Y este es el problema: no hay cosas “nuestras”. Empezando por nuestro cuerpo y posesiones, que nos serán arrebatados con la muerte, y continuando por unas emociones y unos pensamientos cambiantes. Y lo más estable que podemos llegar a descubrir de nosotros mismos, ese observador imparcial dotado de vida… está ahí pero no es “nuestro”; el concepto de propiedad no le atañe.

He dicho que el “problema” es que no hay cosas nuestras, pero es obvio que es un problema solamente desde el punto de vista angustiado de que deberíamos poseer algo, aunque solo sea a nosotros mismos. En realidad y per se, no es un problema en absoluto que no haya nada “nuestro”. ¿Por qué debería serlo, si no tenemos nada, nunca hemos tenido nada (en este nivel del que hablo), y aun así desarrollamos toda nuestra vida tan campantes?

Bien, dado que nuestro “yo” es finalmente irreconocible, y con ello es también irreconocible el atenazador sentimiento de lo “mío”, podemos liberarnos de pronto y de una vez de toda la carga de angustia asociada al sostenimiento de esta ilusión, la ilusión del “yo”.
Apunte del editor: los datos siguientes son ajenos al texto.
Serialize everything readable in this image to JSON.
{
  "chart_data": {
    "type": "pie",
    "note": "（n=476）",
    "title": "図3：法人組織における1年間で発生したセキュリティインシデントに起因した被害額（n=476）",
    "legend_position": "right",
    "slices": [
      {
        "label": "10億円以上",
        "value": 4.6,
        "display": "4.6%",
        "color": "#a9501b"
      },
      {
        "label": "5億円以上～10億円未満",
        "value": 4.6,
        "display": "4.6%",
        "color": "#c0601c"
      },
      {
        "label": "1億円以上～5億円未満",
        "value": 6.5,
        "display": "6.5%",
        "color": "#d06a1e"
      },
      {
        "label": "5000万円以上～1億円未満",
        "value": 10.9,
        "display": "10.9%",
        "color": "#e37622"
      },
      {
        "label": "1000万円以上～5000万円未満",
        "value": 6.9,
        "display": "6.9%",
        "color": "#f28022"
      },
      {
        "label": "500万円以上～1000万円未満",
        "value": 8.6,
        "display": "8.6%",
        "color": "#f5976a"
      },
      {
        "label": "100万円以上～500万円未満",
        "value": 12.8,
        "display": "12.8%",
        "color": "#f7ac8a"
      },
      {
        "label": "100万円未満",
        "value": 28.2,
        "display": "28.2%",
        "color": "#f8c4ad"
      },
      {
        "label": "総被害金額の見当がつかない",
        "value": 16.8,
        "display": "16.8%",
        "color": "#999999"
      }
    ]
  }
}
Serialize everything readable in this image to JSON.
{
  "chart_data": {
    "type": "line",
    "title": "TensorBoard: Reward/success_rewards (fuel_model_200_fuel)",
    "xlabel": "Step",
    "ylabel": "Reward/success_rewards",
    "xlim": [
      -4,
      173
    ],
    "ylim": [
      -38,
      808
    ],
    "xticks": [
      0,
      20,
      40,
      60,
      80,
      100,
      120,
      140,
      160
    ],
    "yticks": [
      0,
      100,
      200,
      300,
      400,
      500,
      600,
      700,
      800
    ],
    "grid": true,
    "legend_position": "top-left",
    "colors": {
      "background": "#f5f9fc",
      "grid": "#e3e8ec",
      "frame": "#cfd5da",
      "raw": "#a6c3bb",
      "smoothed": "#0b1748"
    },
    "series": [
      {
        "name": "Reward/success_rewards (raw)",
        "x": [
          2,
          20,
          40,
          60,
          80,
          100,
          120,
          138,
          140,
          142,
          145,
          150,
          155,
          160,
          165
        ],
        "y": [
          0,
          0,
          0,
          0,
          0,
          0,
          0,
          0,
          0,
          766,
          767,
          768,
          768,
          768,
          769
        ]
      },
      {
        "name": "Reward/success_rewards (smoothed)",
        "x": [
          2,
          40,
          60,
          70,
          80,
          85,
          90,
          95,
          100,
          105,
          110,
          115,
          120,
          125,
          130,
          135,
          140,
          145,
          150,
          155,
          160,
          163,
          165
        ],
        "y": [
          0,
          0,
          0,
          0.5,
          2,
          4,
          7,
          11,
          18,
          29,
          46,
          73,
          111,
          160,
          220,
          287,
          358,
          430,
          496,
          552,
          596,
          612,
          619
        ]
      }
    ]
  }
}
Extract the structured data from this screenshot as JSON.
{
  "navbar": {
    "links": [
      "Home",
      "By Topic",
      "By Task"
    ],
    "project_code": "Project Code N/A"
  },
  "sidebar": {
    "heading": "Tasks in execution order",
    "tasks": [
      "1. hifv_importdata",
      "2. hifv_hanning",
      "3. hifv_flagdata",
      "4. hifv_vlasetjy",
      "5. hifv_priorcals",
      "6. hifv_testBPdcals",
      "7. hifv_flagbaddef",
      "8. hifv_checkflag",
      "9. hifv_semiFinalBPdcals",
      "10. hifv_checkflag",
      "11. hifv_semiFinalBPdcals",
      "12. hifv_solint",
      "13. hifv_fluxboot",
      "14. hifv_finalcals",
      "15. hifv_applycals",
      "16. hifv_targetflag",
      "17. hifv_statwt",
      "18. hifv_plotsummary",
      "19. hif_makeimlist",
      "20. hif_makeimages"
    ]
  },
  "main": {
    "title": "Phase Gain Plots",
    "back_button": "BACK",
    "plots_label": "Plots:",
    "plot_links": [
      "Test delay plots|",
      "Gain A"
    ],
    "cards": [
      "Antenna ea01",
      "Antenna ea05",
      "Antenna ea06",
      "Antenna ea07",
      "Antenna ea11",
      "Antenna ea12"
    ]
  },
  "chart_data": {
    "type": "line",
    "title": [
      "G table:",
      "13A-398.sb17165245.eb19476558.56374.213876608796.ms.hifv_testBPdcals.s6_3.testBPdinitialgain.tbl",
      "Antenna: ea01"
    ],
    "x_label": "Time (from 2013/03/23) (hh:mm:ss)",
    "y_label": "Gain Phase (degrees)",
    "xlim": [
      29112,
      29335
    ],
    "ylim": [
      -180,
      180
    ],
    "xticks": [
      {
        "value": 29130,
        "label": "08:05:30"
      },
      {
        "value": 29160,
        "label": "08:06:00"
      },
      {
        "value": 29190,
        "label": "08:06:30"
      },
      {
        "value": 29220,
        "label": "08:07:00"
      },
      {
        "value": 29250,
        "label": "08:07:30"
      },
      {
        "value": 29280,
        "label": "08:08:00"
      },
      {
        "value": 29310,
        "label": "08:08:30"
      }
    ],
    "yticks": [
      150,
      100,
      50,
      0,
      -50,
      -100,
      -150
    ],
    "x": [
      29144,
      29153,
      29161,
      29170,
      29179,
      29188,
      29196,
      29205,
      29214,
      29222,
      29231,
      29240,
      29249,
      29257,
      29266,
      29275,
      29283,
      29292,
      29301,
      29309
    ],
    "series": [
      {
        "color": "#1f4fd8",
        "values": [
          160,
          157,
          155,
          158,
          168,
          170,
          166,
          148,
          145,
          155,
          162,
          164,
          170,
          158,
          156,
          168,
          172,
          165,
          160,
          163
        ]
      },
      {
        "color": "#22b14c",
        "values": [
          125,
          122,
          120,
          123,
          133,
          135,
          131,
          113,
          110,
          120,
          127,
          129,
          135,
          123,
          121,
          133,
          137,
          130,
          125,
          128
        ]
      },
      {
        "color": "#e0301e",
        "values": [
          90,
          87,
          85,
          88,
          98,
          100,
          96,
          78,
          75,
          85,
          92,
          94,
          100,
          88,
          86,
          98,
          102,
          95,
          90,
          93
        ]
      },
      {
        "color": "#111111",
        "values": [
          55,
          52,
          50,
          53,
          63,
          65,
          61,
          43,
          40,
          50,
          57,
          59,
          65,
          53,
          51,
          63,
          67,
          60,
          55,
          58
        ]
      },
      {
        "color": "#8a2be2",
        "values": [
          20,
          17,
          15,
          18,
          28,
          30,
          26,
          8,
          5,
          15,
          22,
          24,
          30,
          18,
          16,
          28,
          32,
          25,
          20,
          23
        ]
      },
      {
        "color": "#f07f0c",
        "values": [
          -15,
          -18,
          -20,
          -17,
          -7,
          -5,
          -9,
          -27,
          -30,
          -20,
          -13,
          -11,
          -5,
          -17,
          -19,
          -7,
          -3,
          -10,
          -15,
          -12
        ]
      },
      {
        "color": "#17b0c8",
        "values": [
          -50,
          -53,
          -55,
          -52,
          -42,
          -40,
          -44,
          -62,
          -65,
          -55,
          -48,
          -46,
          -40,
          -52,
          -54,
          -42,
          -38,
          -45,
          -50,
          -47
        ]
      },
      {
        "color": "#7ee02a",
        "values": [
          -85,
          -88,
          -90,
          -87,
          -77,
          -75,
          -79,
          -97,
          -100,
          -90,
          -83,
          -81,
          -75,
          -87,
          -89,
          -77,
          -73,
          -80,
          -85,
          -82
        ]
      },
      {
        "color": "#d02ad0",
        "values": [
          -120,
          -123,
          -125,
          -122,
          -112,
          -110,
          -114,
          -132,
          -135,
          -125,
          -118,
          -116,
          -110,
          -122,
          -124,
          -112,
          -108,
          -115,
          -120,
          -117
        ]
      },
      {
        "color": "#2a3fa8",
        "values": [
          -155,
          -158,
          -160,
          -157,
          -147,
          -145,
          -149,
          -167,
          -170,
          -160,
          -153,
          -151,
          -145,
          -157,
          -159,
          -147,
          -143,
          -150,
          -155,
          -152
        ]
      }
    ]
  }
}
De pronto puedo ver que no soy “yo” quien camino, como, etc., sino que hay un cuerpo que es el que lo está haciendo, mientras que yo soy el testigo temporal, el encargado temporal de ciertas actuaciones en relación con dicho cuerpo. Solamente soy el encargado de una mínima parte de esas actuaciones, pues hay muchos órganos y billones de células en mí que se las arreglan para funcionar sin que yo tenga que pensar ni un solo momento en ello. Así pues, soy una presencia fugazmente ubicada en un cuerpo fugaz. Y de pronto no soy “yo” quien como, sino que el testigo que está en mi cuerpo atestigua el acto de comer. Y no soy “yo” quien ando, sino que el testigo que está en mi cuerpo atestigua el acto de andar. Etcétera.

Si de pronto erradicas el yo de todas las percepciones de tu cuerpo y en relación a tu cuerpo, y lo erradicas también de todos los pensamientos y emociones fugaces que experimentas, llegas sin más al observador que es tan afanosamente buscado por medio de todo tipo de prácticas meditativas.

Si me siento a meditar para buscar mi observador pero me estoy sintiendo “yo”, si estoy creyendo que mi cuerpo ofrece la imagen fidedigna de quién soy y si estoy apegado a cualquier pensamiento o emoción, es decir, si soy “alguien” que se sienta a meditar pero sigo permitiendo que todas mis percepciones superficiales me condicionen, poco voy a meditar y poco voy a lograr descubrir ese observador eterno. ¡Mejor cambio mi punto de vista!, y de pronto mi intento se convierte en logro.